La grippe est provoquée par un virus s’attaquant surtout aux voies respiratoires supérieures, nez, gorge, bronches, et rarement aux poumons. L’infection dure en général une semaine environ. Elle se caractérise par l’apparition brutale d’une forte fièvre, des myalgies, des céphalées, une sensation de profond malaise, une toux sèche, une gorge irritée et une rhinite. La plupart des sujets atteints guérissent en une à deux semaines sans traitement médical. La grippe fait courir des risques sérieux aux plus jeunes, aux personnes âgées et aux malades souffrant de pathologies comme des pneumopathies, le diabète, le cancer, des problèmes cardiaques ou rénaux. Chez ces sujets, elle peut provoquer de graves complications des pathologies concomitantes, la pneumonie et la mort.

La grippe se propage rapidement dans le monde lors d’épidémies saisonnières qui ont des répercussions économiques considérables en termes d’hospitalisations, de dépenses de santé et de pertes de productivité. Aux Etats-Unis d'Amérique par exemple, des estimations récentes ont établi que les épidémies coûtaient à l’économie du pays de 71 à 167 milliards de dollars par an.

Lors des épidémies annuelles, 5 à 15 % de la population souffrent d’infections des voies respiratoires supérieures. Les hospitalisations et les décès surviennent principalement dans les groupes à haut risque (personnes âgées, malades chroniques). Même si ces chiffres sont difficiles à évaluer, on pense que les épidémies annuelles entraînent entre 3 et 5 millions de cas graves et 250 000 à 500 000 décès par an dans le monde. Dans les pays industrialisés, la plupart des décès dus à la grippe surviennent chez les personnes de plus de 65 ans.

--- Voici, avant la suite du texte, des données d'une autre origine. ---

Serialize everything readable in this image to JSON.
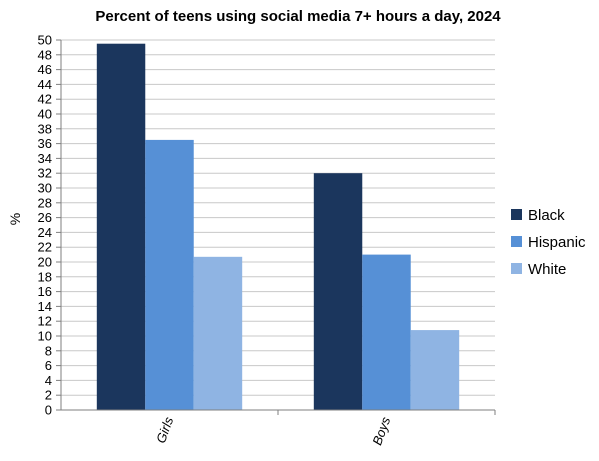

On connaît beaucoup moins bien l’impact de la grippe dans les pays en développement. Néanmoins, on sait que les flambées épidémiques sous les tropiques, où la transmission virale se poursuit tout au long de l’année, tendent à avoir un taux d’atteinte et un taux de létalité élevés. Par exemple, lors d’une épidémie à Madagascar en 2002, plus de 27 000 cas ont été notifiés en 3 mois et il y a eu 800 décès malgré une intervention rapide. L’enquête sur cette flambée, coordonnée par l’OMS, a montré que les conséquences sanitaires étaient plus graves dans les populations souffrant de malnutrition ou ayant un accès restreint aux soins de santé (voir « Flambée de grippe à Madagascar en juillet et août 2002 », Relevé épidémiologique hebdomadaire, ). Il n’est pas possible d’extrapoler la charge annuelle exacte de la grippe à partir des données obtenues lors de flambées aussi graves et occasionnelles.

Les virus grippaux actuellement en circulation et pathogènes pour l’homme se classent en deux groupes, A et B. Les virus A comportent deux sous-types importants pour l’homme : A(H3N2) et A(H1N1), le premier des deux étant celui que l’on trouve le plus souvent en cas de décès. Deux protéines de surfaces différentes, des antigènes, définissent les différents types de virus. Il s’agit de l’hémagglutinine (H) et de la neuraminidase (N).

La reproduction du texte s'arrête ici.